Right before the MechaniCrawl, my muse had just gotten back from a cross-country flight, so we’re ready for a day of rest and quiet relaxation. She’s finishing another knitting project. This one’s for her sister, but it looks really good on her as well.


So it was a quiet day at home. Remember the rule? Any time there’s a quiet day without many pictures, I unwrap another Secret Plan.


Secret Plan 118: Pressure Reducing Micro-Generator

Most houses have devices called pressure-reducing valves. They’re important for many reasons, and building codes require them on the interface from the water main. Additional pressure reduction is sometimes used to save water in the garden or shower.
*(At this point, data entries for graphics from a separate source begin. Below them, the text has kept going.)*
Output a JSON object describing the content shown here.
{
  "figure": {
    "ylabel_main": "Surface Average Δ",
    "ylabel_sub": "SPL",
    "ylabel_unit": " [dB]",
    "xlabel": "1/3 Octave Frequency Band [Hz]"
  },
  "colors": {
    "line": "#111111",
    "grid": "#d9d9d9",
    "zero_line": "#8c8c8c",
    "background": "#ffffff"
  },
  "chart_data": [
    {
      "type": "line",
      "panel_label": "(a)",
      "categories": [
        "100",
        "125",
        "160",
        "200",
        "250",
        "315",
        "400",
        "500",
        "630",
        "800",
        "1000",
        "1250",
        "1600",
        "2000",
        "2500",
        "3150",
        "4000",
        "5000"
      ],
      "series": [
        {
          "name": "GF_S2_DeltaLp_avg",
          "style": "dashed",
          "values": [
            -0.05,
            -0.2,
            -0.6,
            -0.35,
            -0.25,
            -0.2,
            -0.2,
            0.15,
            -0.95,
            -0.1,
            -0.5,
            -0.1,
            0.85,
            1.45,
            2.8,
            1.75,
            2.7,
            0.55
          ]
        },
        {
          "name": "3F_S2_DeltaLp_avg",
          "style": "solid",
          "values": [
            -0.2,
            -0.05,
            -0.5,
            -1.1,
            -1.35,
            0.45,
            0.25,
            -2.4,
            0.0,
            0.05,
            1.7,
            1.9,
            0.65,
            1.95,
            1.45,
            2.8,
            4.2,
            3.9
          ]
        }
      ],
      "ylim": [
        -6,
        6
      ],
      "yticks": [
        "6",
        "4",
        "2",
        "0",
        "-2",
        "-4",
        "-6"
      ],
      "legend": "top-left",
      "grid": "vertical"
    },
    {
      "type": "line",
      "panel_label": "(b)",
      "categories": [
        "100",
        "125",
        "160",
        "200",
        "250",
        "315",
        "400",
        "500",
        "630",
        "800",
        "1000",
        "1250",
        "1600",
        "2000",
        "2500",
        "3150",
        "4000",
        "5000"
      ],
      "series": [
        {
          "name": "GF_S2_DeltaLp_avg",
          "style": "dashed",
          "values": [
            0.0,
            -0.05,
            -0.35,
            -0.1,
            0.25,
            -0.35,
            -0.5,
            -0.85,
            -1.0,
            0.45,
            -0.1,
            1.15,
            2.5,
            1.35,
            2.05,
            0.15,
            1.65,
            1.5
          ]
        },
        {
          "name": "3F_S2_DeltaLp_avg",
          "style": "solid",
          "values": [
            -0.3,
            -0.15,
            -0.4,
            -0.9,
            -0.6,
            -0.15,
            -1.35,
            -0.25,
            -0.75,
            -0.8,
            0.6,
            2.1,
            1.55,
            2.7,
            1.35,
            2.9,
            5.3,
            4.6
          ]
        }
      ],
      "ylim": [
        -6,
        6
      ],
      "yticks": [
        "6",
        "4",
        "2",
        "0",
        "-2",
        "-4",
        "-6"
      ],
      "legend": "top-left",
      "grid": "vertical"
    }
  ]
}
…so the water that comes to your house is higher pressure than you need. Call it 100 psi (pounds per square inch). And let’s say you only need it to be 30 psi in your sink, shower, and garden hose.

What if we could use this pressure difference to generate electricity? First step is to find out how much energy we could get from it.

This pressure difference is effectively the same as two water tanks at different heights. If these two tanks physically existed, you can imagine that by water moving from one tank the other, you might generate some power.

This isn’t the device, just an illustration of where the energy would come from.

In this example, a typical family using 120 gallons of water in a day would get 60 watt-hours for free each day, or about enough to run a laptop computer for two or three hours.

That’s not huge, but free energy is pretty popular these days.

Random Assertion: Micro-generation ideas usually aren’t cost effective at first, but they also don’t cost much.